3.2 ROC curve of four classifiers on three data version
The set of graphs is SVM-Gaussian, the four classifiers’ - SVM-Polynomial, XGBoost-Tree and XGBoost-Linear, ROC curves on three different versions of data.
The table shows the area under the ROC curve(AUC), the closer to one, the better the classifier is. The value of AUC indicates that SVM performs the best but the difference is not in a big scale. However, in terms of recall rate, XGBoost outperforms any other classifier.

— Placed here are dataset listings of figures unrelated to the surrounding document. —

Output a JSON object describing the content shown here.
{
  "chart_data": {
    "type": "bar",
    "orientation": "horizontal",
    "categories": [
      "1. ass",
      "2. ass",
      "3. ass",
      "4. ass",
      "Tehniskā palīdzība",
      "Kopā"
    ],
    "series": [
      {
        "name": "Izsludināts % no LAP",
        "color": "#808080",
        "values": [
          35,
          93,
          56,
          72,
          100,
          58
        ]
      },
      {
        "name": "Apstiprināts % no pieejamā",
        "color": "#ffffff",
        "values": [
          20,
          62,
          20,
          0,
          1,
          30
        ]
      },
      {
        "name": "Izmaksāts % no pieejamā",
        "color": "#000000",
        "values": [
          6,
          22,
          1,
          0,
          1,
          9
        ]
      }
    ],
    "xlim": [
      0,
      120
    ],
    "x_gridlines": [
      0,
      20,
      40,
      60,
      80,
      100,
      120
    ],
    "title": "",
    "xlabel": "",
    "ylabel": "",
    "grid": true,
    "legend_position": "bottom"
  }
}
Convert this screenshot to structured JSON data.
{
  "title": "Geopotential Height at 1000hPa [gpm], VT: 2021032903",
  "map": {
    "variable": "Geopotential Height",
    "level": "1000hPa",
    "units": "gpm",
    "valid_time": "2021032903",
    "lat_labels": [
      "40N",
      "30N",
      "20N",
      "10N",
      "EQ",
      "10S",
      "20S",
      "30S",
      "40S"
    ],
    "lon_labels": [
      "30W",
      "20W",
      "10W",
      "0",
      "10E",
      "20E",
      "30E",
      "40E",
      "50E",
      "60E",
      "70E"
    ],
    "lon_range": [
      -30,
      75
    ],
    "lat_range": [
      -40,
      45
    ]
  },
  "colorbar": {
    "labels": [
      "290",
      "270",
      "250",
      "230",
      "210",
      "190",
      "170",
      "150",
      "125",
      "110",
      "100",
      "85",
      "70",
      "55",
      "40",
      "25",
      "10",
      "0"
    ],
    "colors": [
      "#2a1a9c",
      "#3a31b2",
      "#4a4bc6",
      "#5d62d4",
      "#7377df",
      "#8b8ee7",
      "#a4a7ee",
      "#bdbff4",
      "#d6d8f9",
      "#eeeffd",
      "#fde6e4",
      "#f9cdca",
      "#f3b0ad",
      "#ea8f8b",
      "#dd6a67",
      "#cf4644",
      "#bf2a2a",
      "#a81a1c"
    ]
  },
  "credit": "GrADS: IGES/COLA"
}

| SVM-Gaussian | SVM-Polynomial | XGBoost-Tree | XGBoost-Linear | |
|---|---|---|---|---|
| scaled data | 0.9922 | 0.9947 | 0.9924 | 0.9865 |
| log-transformed data | 0.9952 | 0.9924 | 0.9910 | 0.9865 |
| variable selection data | 0.9862 | 0.9862 | 0.9855 | 0.9803 |
4 Conclusion
Linear XGBoost achieves the best accuracy 0.9841 on log transformation data; Tree XGBoost achieves the best recall 0.9921 on both scaled data and log transformation data. SVM-polynomial have a close performance. SVM-Gaussian have an acceptable accuracy while the recall rate is far below other classifiers. Random Forest is the worst in accuracy and performs bad in terms of recall. Also, considering about the data type, scaled data and the log-transformed data are both preferable in terms of accuracy. However, the log-transformed data outperforms scaled data in recall rate. For all the classifiers except Linear XGBoost, the variable selection data achieves the results close to log-transformed data both in accuracy and recall. Thus, it is worthy to conduct a variable selection for the computational efficiency and for the prediction of Malignant breast tumor with less medical test. In the theme of medicine, we focus on more about recall than accuracy. Hence, the best classifier is Linear XGBoost since it significantly outperforms. Besides, the best data type for the specific problem is log transformation. The reason why XGBoost has an apparent advantage over the others is that it produces a strong prediction model in the form of an ensemble of weak prediction models, plus multiple anti-over-fitting techniques. What’s more, this dataset typically requires modest amount of cleaning/pre-processing, has a modest data set size and the nature of the problem is a boolean classification. Given these characteristics, gradient boosting happened to be among the most powerful classifiers to throw at such problems.